Monday, Nov. 12, 1973
Cleaning Up Coal Smoke
Though the U.S. is running short of oil and natural gas, it has enough coal to last for hundreds of years. But environmental laws forbid burning much of the nation's available coal because it contains large quantities of sulfur. When the high-sulfur coal is burned, it gives off sulfur dioxide (SO2), an invisible gas that kills plants, corrodes metals and injures human health.

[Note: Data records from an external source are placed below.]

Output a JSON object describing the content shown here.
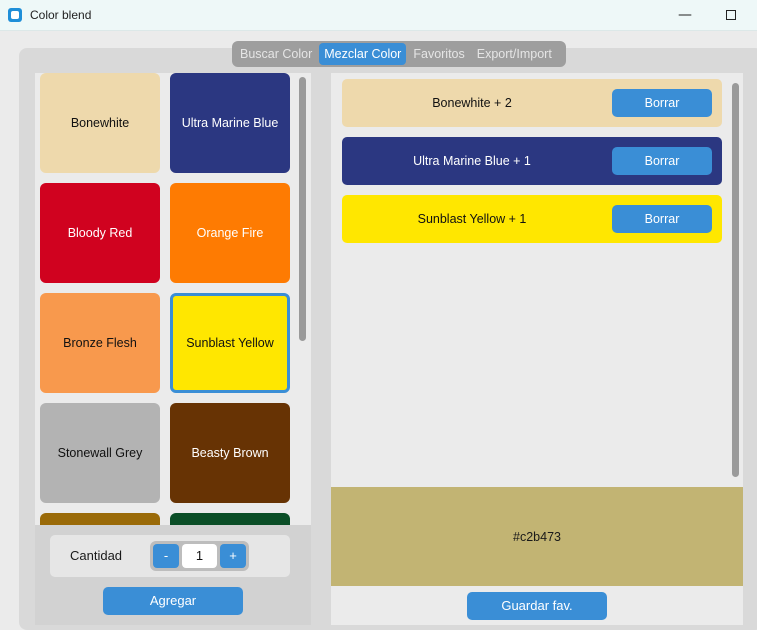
{
  "window": {
    "title": "Color blend",
    "minimize_glyph": "—"
  },
  "tabs": [
    {
      "label": "Buscar Color",
      "active": false
    },
    {
      "label": "Mezclar Color",
      "active": true
    },
    {
      "label": "Favoritos",
      "active": false
    },
    {
      "label": "Export/Import",
      "active": false
    }
  ],
  "colors": [
    {
      "name": "Bonewhite",
      "bg": "#eed9ac",
      "fg": "#111111"
    },
    {
      "name": "Ultra Marine Blue",
      "bg": "#2b3781",
      "fg": "#ffffff"
    },
    {
      "name": "Bloody Red",
      "bg": "#d0021f",
      "fg": "#ffffff"
    },
    {
      "name": "Orange Fire",
      "bg": "#fe7b02",
      "fg": "#ffffff"
    },
    {
      "name": "Bronze Flesh",
      "bg": "#f8994d",
      "fg": "#111111"
    },
    {
      "name": "Sunblast Yellow",
      "bg": "#ffe700",
      "fg": "#111111",
      "selected": true
    },
    {
      "name": "Stonewall Grey",
      "bg": "#b3b3b3",
      "fg": "#111111"
    },
    {
      "name": "Beasty Brown",
      "bg": "#673304",
      "fg": "#ffffff"
    },
    {
      "name": "",
      "bg": "#9a6a08",
      "fg": "#ffffff"
    },
    {
      "name": "",
      "bg": "#0b4e27",
      "fg": "#ffffff"
    }
  ],
  "quantity": {
    "label": "Cantidad",
    "minus": "-",
    "value": "1",
    "plus": "+"
  },
  "add_button": "Agregar",
  "mix": [
    {
      "label": "Bonewhite + 2",
      "bg": "#eed9ac",
      "fg": "#111111",
      "delete": "Borrar"
    },
    {
      "label": "Ultra Marine Blue + 1",
      "bg": "#2b3781",
      "fg": "#ffffff",
      "delete": "Borrar"
    },
    {
      "label": "Sunblast Yellow + 1",
      "bg": "#ffe700",
      "fg": "#111111",
      "delete": "Borrar"
    }
  ],
  "result": {
    "hex": "#c2b473"
  },
  "save_button": "Guardar fav.",
  "accent": "#3a8ed6"
}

Now General Motors reports a new process that reduces SO2 emissions by 90%. Tested successfully for 14 months in a pilot installation at the Chevrolet plant in Parma, Ohio, GM's process starts with a trap to take dust particles out of coal smoke. Then the gases are routed into a device called a scrubber, where they bubble through a caustic-soda solution; chemical reaction between the SO2 and the soda produces two salts, sodium sulfite and sodium sulfate, that are pumped from the scrubber in waste liquids into tanks. There, lime and calcium carbonate are added. The resulting calcium salts settle to the bottom of the tanks, are removed and buried as safe landfill. The remaining liquid flows into another tank where it is treated with chemicals to create more caustic-soda solution for the scrubber--and the process begins anew.
GM is expanding its system to serve the entire Chevrolet-Parma plant. That will cost $3,000,000. But the process will pay for itself by allowing GM--or any other industrial user--to burn the cheapest and most abundant of all fuels: high-sulfur coal.